Craig Stephen Hicks did not kill Deah Barakat, Yusor Abu-Salha and Razan Abu-Salha over a parking spot.

Not in the context of a poisonous climate of anti-Muslim prejudice.

Not in a country where hate crimes that target Muslim communities are five times more common than they were after 9/11.

Not amid a wave of mosque vandalisms, and hysterias about Sharia law and "no-go zones."

Not in a land where moneyed elite sideline university calls to prayer, and Hollywood gunslingers sensationalize sniper flicks that ignite anti-Muslim hate speech on the Internet.

In the week that has passed since Hicks' rampage, a Houston man set an Islamic center on fire; two Dearborn, Michigan, men beat a Muslim father who was grocery shopping with his kids at Kroger; vandals spray-painted the words "Fuck Allah" and "Now this is a hate crime" on the walls of a Rhode Island Islamic school; a Washington state Hindu temple was mistaken for a mosque by criminals who emblazoned it — and a local junior high school — with the words "Muslims get out;" and two men were stabbed outside of a Michigan shopping mall in what police are considering a religiously motivated hate crime.

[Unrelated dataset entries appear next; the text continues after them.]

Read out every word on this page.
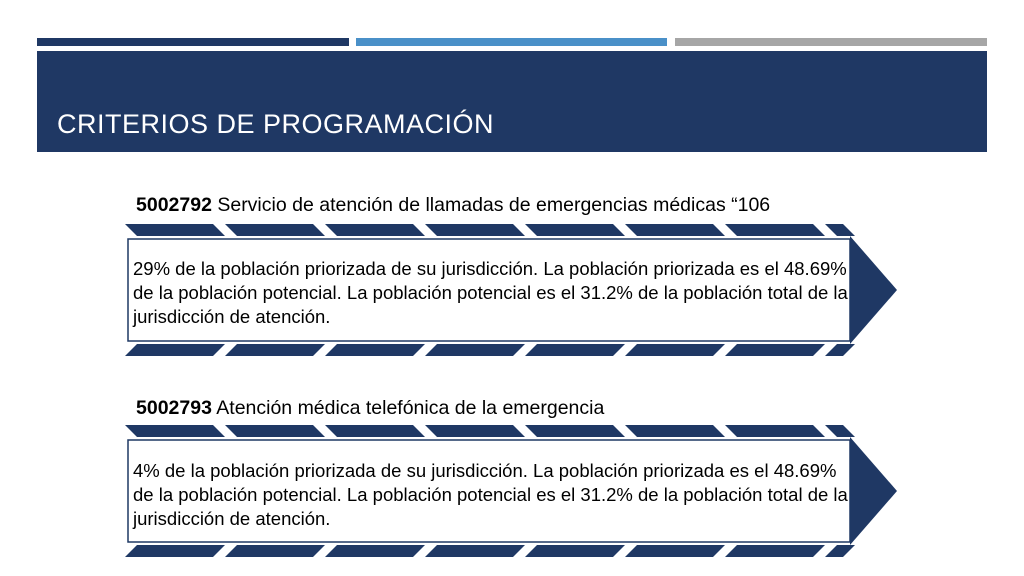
CRITERIOS DE PROGRAMACIÓN
5002792 Servicio de atención de llamadas de emergencias médicas “106
29% de la población priorizada de su jurisdicción. La población priorizada es el 48.69% de la población potencial. La población potencial es el 31.2% de la población total de la jurisdicción de atención.
5002793 Atención médica telefónica de la emergencia
4% de la población priorizada de su jurisdicción. La población priorizada es el 48.69% de la población potencial. La población potencial es el 31.2% de la población total de la jurisdicción de atención.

"Parking concerns" are a pretext that seems to plague the American Muslim community, especially when mosques are involved.

Yet here we are, considering the possibility that the only thought running through Hicks' mind as he unloaded his gun on three innocent Muslims was concern over where he would park his car.

Here we are living in a country where it takes tragedies of this kind to spur social media reminders that #BlackLivesMatter and #MuslimLivesMatter. 

Here we are, where the lives of minority groups are so devalued that before conversations about prejudice against them can ever begin, we look for excuses. 

"Obesity." "Asthma." "Headlock." "Thuggery." "Troublemaker" And, now, "parking." We explain away violence that targets minority communities, and it has to stop. If we are serious about ending that violence, we'll examine the climate of prejudice that breeds it, and we'll quit looking for alternative explanations that make us feel better about the tragedies by placing partial blame on the victims.

Calling the North Carolina murders a "parking dispute" is an abomination. It's an indicator of the real social cancer tearing apart the soul of this country.